Politik | 02. Februar 2017

PFC: Staatsanwaltschaft stellt Verfahren gegen Kompostbetrieb ein

Von der BBZ-Redaktion / Walter Eberenz
Die Staatsanwaltschaft Baden-Baden hat das PFC-Verfahren gegen ein Kompostunternehmen eingestellt. Sie sah keine ausreichende Sicherheit für ein strafbares Verhalten. Kommunen und Behörden geben sich enttäuscht, wollen die Verursachersuche aber nach Verwaltungsrecht fortführen.
Kein hinreichender Tatverdacht: Die Staatsanwaltschaft Baden-Baden ermittelt nicht mehr gegen das mittelbadische Kompostunternehmen Vogel wegen der PFC-Kontamination von insgesamt rund 400 Hektar Ackerfläche im Raum Rastatt/Baden-Baden.

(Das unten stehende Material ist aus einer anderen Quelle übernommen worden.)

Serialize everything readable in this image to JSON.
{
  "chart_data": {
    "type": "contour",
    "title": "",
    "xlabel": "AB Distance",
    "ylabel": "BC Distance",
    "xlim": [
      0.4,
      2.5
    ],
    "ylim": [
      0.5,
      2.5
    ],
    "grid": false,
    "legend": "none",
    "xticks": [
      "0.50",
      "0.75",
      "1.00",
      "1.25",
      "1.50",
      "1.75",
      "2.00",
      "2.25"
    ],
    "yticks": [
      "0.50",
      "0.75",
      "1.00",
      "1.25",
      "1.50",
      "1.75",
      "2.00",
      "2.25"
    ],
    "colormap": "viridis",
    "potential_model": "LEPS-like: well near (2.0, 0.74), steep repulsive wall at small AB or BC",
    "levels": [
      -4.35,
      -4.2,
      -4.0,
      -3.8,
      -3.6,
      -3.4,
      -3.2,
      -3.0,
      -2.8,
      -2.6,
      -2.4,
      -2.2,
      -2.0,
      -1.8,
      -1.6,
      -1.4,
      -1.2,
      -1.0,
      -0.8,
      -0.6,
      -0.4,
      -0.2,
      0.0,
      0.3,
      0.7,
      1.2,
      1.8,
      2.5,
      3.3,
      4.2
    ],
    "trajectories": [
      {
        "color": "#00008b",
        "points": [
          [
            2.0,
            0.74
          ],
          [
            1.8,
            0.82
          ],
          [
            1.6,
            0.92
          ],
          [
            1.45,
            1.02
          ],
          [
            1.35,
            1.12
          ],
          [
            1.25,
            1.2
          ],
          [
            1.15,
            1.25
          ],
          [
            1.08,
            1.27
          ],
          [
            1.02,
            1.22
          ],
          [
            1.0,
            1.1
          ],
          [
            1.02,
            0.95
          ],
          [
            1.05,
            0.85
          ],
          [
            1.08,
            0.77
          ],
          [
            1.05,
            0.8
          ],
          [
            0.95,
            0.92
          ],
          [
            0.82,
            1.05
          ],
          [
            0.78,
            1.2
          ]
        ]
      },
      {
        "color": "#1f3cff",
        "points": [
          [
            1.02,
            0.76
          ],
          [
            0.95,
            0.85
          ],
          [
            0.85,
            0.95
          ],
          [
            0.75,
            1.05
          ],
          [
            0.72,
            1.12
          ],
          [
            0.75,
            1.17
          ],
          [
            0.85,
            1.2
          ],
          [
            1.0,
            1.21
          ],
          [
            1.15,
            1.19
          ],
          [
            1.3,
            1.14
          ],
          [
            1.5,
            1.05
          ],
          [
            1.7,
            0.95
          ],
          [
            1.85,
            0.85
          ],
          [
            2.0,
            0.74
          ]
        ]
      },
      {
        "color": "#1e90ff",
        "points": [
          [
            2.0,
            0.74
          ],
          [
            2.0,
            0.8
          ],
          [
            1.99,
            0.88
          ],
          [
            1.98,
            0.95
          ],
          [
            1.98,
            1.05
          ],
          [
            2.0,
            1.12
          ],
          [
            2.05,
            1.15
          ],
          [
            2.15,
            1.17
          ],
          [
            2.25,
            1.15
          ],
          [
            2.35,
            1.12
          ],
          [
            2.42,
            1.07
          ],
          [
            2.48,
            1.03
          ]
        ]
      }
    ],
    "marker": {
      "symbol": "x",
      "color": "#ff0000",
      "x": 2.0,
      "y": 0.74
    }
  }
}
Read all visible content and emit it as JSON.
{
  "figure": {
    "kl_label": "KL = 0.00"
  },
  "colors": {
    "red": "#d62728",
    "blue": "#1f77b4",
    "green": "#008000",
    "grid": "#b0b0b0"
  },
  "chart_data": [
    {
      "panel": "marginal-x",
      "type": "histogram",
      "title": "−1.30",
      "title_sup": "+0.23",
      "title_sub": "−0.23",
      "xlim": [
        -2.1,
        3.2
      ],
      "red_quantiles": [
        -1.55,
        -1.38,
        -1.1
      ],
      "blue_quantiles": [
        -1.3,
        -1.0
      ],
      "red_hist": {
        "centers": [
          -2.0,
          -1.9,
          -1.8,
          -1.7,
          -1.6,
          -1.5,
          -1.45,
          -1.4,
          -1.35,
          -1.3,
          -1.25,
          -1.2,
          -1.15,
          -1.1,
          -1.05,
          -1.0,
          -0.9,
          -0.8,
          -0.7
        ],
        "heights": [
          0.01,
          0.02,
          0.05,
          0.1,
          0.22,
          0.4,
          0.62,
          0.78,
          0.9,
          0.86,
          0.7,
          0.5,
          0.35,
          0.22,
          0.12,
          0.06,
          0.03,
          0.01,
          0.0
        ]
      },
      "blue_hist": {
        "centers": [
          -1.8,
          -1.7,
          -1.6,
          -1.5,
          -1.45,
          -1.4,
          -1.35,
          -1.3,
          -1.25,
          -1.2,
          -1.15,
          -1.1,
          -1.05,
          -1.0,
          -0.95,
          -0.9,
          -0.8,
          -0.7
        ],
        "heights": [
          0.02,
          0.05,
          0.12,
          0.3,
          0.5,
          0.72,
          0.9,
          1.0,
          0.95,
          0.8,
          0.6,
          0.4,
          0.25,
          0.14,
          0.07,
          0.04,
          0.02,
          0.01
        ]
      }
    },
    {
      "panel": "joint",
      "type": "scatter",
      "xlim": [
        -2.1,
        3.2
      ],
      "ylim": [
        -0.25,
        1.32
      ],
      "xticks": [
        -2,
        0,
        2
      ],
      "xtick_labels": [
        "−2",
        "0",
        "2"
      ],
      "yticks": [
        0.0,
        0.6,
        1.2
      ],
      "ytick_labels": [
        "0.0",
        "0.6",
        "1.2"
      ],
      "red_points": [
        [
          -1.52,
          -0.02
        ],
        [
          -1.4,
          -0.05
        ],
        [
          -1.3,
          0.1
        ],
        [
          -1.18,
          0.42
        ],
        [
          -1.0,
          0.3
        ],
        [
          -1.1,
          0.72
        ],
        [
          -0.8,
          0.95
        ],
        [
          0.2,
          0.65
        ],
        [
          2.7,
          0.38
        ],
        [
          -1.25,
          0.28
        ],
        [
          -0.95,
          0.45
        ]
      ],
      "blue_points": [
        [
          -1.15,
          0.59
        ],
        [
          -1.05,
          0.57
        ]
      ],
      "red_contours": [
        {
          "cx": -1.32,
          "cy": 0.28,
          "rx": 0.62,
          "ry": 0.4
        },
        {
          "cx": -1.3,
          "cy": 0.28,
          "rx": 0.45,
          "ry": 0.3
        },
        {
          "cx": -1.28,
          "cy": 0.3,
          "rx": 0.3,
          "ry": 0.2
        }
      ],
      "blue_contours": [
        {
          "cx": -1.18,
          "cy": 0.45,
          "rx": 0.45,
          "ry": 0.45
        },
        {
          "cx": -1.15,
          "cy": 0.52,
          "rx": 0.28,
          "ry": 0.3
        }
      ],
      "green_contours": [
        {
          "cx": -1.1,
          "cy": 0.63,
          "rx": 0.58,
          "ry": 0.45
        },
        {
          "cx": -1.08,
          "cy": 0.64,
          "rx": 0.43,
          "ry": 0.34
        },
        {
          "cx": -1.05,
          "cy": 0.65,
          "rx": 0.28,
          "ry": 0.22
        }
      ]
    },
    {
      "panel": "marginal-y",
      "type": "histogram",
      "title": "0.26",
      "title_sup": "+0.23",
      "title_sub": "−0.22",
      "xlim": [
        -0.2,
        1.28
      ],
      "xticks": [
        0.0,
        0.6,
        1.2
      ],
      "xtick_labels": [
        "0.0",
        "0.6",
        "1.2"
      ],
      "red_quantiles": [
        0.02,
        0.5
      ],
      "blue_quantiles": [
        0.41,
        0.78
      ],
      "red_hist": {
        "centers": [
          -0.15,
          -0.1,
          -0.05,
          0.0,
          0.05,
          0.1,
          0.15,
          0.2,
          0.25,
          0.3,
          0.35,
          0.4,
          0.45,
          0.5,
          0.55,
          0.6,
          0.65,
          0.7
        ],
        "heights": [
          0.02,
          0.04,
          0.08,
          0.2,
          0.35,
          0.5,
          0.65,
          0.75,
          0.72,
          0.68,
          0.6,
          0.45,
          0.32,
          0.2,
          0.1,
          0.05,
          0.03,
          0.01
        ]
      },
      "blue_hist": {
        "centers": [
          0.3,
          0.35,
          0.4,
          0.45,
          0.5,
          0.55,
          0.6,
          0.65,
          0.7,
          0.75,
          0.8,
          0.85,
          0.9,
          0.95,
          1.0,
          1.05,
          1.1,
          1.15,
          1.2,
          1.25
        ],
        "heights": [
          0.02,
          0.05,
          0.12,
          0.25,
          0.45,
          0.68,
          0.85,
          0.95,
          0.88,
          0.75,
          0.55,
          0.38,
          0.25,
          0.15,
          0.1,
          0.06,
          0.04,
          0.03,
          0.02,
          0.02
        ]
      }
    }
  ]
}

Die PFC-Belastung von rund 400 Hektar Ackerfläche im Raum Baden-Baden/Rastatt bleibt strafrechtlich ungeahndet. Am 31. Januar gab die Staatsanwaltschaft Baden-Baden bekannt, dass sie das Ermittlungsverfahren gegen Verantwortliche des Kompostunternehmens Vogel eingestellt hat. Neben nicht hinreichendem Tatverdacht führt die Justizbehörde Verjährung auf. Wörtlich heißt es dazu von der Staatsanwaltschaft: „Die sich in rechtlicher wie tatsächlicher Hinsicht schwierig gestaltenden Ermittlungen der Staatsanwaltschaft führten dazu, dass den beiden Beschuldigten nicht mit einer für eine Verurteilung ausreichenden Sicherheit strafbares Verhalten im Sinn von Vergehen der Bodenverunreinigung gemäß § 324a Strafgesetzbauch beziehungsweise der Gewässerverunreinigung gemäß § 324 Strafgesetzbuch, die jeweils eine Freiheitsstrafe von bis zu fünf Jahren oder Geldstrafe vorsehen, nachzuweisen ist, weshalb die Staatsanwaltschaft nun das Verfahren eingestellt hat.”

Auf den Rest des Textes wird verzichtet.